« Docteur Mussolini, un passé sensible »
Reportage sur une exposition passionnante à l’Université de Lausanne

L’Université de Lausanne a présenté du 13 novembre 2024 au 21 septembre 2025 une exposition intitulée « Docteur Mussolini, un passé sensible » dans le bâtiment Anthropole. Cette exposition portait sur l’attribution controversée d’un doctorat honoris causa au dictateur fasciste italien Benito Mussolini en 1937. Cette démarche mémorielle interroge un passé sensible et ses résonances avec des phénomènes contemporains. François Desgaliers a visité l’exposition et s’est entretenu avec Antoine Chollet, enseignant et chercheur en pensée politique à l’Université de Lausanne.
Antoine Chollet, maître d’enseignement et de recherche en pensée politique au Centre Walras-Pareto de l’Université de Lausanne, nous livre son analyse de cette exposition dans un entretien audio approfondi. Spécialiste reconnu de la démocratie directe et du populisme, auteur notamment de « L’antipopulisme ou la nouvelle haine de la démocratie » (2023), Antoine Chollet apporte un éclairage particulièrement pertinent sur les enjeux soulevés par cette exposition. Son expertise sur les mouvements antifascistes et sa vision de la lutte contre les dérives autoritaires contemporaines enrichissent considérablement notre compréhension de cet épisode historique.
Interview d’Antoine Chollet réalisée le 23 octobre 2025 par François Desgalier

Mes impressions personnelles
« Cette exposition fait ressurgir un passé révolu pour les personnes qui n’ont pas connu la période tourmentée du fascisme; ce qui ne veut pas dire que cette époque n’a pas essaimé aujourd’hui une nouvelle forme de fascisme différente de celle des contextes des années 30-40.
L’exposition est bien faite, bien expliquée, avec des documents d’origine, des photos d’archives, des textes et des enregistrements d’époque.
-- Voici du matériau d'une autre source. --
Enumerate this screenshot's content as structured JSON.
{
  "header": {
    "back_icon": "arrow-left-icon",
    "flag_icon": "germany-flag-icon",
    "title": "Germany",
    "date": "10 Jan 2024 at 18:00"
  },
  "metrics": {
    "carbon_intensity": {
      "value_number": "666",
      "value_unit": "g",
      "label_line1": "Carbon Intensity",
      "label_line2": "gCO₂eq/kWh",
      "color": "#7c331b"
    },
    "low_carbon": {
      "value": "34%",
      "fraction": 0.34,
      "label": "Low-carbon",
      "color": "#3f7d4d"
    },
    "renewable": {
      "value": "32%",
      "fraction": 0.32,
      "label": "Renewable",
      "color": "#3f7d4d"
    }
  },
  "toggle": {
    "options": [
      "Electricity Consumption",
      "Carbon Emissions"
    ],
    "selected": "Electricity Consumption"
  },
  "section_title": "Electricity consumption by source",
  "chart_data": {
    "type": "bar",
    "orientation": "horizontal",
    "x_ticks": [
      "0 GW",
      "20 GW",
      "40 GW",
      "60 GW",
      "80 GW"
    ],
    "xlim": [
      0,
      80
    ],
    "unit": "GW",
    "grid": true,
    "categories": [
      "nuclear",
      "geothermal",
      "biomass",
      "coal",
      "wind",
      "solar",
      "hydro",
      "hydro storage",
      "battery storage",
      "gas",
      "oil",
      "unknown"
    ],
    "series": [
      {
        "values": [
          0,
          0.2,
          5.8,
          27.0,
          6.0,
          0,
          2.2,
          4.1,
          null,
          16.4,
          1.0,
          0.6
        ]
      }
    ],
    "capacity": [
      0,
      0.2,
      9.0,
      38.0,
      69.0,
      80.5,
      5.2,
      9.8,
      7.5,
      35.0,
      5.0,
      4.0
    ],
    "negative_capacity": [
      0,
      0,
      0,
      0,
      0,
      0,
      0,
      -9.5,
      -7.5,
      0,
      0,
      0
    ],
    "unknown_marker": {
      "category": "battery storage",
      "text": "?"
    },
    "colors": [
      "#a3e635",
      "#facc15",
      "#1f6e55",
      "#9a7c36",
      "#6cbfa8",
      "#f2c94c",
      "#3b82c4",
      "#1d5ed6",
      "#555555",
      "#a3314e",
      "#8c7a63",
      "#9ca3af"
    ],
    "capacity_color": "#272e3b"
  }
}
Il y a aussi des enregistrements de personnes qui prennent le recul sur le passé, comme le Professeur Frédéric Herman, recteur de l’Université de Lausanne, qui dit que ça pourrait se reproduire, et c’est hélas en train de se reproduire. Grâce à cette exposition, j’ai appris que les germes de l’idéologie du fascisme remonte à bien avant les années 30, lors de la Première Guerre mondiale en 14-18. Et déjà le fascisme de 1918 est différent de celui des années 30. J’ai découvert que Mussolini était à Lausanne durant une période, qu’il s’est réfugié à Lausanne, ce que j’ignorais complètement. Je savais qu’il avait reçu un doctorat honoris causa de l’Université de Lausanne mais j’ignorais dans quel contexte et dans quelles circonstances il l’avait obtenu, avec les accointances de certains politiques de l’époque. Il y avait déjà tout un contexte qui favorisait cela.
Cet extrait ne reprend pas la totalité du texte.